OPINION: You’re stuck behind a car. You get to the passing lane. Then they speed up. Why?
Sourced through Scoop.it from: www.stuff.co.nz
I hadn’t heard of Hanlon’s Law before, but it certainly gels with what I see and what we all experience regularly. We see a certain behavior on the road and interpret it, frequently incorrectly.
So, to quote this excellent article from Stuff, “that in the absence of proper understanding, human frailty often appears indistinguishable from malice.”
When we drive, we are in a cocoon, our own little world where our key focus is our own journey to our own destination. That is important to us. We have a set of behaviors that we believe are appropriate and when people behave differently, particularly if you are in peak congestion, or perhaps traveling with time constraints, to get to meeting, to catch a plane, or perhaps to get to the hospital to deliver a baby, or to go to someone’s aid who has just had an accident.
We have no idea what is going on inside the head of our fellow motorists or what their purpose is for being on the road, nor their behavior.
I have frequently been baffled why people don’t drive in the same rational way that I do.
For example, I will drive on the highway using cruise control at 100kmph. I overtake a slower car at a passing lane and move back into the left lane (we drive on the left in New Zealand). A little farther up the road (and I haven’t touched the cruise control and am still doing 100kmph) I arrive at another passing lane and the same person overtakes me doing about 120kph.
Just a mere km or two and I arrive at a couple of corners, and get stuck behind, yep, you got it, that same car which is now doing 90kmph.
Don’t get me started on merge lanes. I’ll leave that to another day and just be happy that Tom Vanderbilt in his excellent book TRAFFIC: Why We Drive The Way We Do, tells me that the same things happen around the world.
Some people merge early and sit in an orderly queue whilst others race up the now empty merge lane and when they get to the merge point, have to battle drivers who move across to stop them passing (frequently before the actual merge point), because they feel aggrieved that they queued nicely while the other guy pushed past.
The people who feel they are driving in an orderly manner, vacating the merge lane early feel very strongly about the people who take advantage of their good manners; and this frequently results in road rage, tailgating and other reactions.
In fact both parties (by New Zealand law, where you can legally stay in the ‘fast lane’ of the motorway and drive below the legal speed, whilst people who want to go faster can legally undertake) are obeying the law. In my humble opinion, if people merged correctly, like a zip, at the same speed as the people in the lane they are merging into, traffic would flow more smoothly and congestion would be slightly eased.
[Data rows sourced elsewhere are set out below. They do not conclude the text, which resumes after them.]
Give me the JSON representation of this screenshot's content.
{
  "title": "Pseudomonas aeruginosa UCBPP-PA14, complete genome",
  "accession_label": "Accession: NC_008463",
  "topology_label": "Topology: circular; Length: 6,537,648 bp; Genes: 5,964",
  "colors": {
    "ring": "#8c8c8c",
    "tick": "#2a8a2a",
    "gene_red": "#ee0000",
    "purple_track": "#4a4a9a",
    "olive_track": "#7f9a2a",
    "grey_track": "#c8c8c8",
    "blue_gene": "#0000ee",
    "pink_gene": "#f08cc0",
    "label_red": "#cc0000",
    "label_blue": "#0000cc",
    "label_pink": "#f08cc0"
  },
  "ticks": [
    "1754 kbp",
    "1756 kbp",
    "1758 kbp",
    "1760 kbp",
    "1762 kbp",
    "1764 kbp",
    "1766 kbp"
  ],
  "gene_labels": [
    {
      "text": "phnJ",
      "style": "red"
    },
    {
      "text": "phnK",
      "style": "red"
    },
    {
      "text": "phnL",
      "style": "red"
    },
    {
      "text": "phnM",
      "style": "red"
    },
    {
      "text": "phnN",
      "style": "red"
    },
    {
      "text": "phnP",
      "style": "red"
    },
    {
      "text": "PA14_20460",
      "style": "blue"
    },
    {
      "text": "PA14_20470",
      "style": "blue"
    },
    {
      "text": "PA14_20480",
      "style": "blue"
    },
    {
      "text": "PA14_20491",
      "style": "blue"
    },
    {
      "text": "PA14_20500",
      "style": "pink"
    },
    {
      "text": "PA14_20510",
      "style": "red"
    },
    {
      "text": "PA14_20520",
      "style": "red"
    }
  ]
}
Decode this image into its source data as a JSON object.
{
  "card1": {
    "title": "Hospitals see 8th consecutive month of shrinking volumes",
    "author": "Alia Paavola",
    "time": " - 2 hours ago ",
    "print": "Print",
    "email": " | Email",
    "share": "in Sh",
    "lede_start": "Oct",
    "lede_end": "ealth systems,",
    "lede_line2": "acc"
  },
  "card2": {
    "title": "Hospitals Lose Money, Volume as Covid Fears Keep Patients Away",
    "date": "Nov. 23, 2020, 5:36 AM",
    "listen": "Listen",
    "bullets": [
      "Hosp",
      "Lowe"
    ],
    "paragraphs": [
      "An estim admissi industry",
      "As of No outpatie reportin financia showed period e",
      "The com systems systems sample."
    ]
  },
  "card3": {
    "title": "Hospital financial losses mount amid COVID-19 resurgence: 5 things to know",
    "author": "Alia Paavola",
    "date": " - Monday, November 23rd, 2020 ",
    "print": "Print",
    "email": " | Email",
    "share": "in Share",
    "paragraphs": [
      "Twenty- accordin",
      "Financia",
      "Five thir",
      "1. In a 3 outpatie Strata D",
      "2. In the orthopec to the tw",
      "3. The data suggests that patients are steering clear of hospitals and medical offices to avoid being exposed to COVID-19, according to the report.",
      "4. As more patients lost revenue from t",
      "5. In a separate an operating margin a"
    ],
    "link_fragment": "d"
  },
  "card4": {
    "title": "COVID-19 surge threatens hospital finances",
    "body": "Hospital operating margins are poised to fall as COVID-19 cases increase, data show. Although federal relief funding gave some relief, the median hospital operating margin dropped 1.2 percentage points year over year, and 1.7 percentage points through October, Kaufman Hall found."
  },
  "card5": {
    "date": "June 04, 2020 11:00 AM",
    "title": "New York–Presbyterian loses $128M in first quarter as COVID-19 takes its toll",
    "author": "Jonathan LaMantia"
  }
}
The problem occurs because the now empty lane which almost everyone has vacated is moving at three times the speed at which the polite motorists are. When they merge with the slower traffic who close the gap, it causes a concertina effect where a whole line of vehicles slows down to let them in and then slowly speeds up until the next merge lane.
So having identified that we still need more driver education, I’d also like to remind us all (including myself) that you do not know what is going on in the car next to you. They may be rushing off to a family emergency, it may be a learner driver, she may have just had a quarrel, they might be foreign tourists coming to grips with driving on the other side of the road. They might be happy, sad, sick, tired, under the influence of something, or they might just be bad drivers.
Chances are though, that whilst you are taking their behavior personally and want to let them know that you are not impressed, they probably don’t even know you exist. They are not trying to get one up on you, not trying to annoy you, they are just going about their own way and would probably be totally astonished that you have an issue with their driving. I think Hanlon is mostly right.